One should beware that despite the terminology, not all simple rings are semisimple. The problem is that the ring may be "too big", that is, not (left/right) Artinian. In fact, if R is a simple ring with a minimal left/right ideal, then R is semisimple.

Classic examples of simple, but not semisimple, rings are the Weyl algebras, such as the Q-algebra
 $A=\mathbf{Q}{\langle x,y \rangle }/\langle xy-yx-1\rangle\ ,$
which is a simple noncommutative domain. These and many other nice examples are discussed in more detail in several noncommutative ring theory texts, including chapter 3 of Lam's text, in which they are described as nonartinian simple rings. The module theory for the Weyl algebras is well studied and differs significantly from that of semisimple rings.

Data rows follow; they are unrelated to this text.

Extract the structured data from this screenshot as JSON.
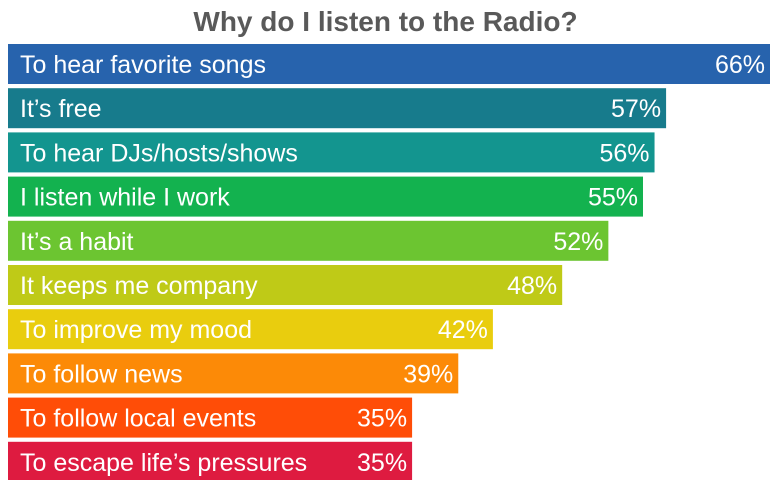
{
  "chart_data": {
    "type": "bar",
    "orientation": "horizontal",
    "title": "Why do I listen to the Radio?",
    "xlabel": "",
    "ylabel": "",
    "xlim": [
      0,
      66
    ],
    "grid": false,
    "legend": "none",
    "value_suffix": "%",
    "categories": [
      "To hear favorite songs",
      "It’s free",
      "To hear DJs/hosts/shows",
      "I listen while I work",
      "It’s a habit",
      "It keeps me company",
      "To improve my mood",
      "To follow news",
      "To follow local events",
      "To escape life’s pressures"
    ],
    "values": [
      66,
      57,
      56,
      55,
      52,
      48,
      42,
      39,
      35,
      35
    ],
    "value_labels": [
      "66%",
      "57%",
      "56%",
      "55%",
      "52%",
      "48%",
      "42%",
      "39%",
      "35%",
      "35%"
    ],
    "colors": [
      "#2763ad",
      "#177b8c",
      "#13958f",
      "#13b24f",
      "#6cc531",
      "#bfca17",
      "#e9cd0e",
      "#fc8a07",
      "#ff4d07",
      "#de1b40"
    ],
    "label_colors": [
      "#ffffff",
      "#ffffff",
      "#ffffff",
      "#ffffff",
      "#ffffff",
      "#ffffff",
      "#b59c00",
      "#ffffff",
      "#ffffff",
      "#ffffff"
    ]
  }
}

=== Jacobson semisimple ===

A ring is called Jacobson semisimple (or J-semisimple or semiprimitive) if the intersection of the maximal left ideals is zero, that is, if the Jacobson radical is zero. Every ring that is semisimple as a module over itself has zero Jacobson radical, but not every ring with zero Jacobson radical is semisimple as a module over itself. A J-semisimple ring is semisimple if and only if it is an Artinian ring, so semisimple rings are often called Artinian semisimple rings to avoid confusion.

For example, the ring of integers, Z, is J-semisimple, but not Artinian semisimple.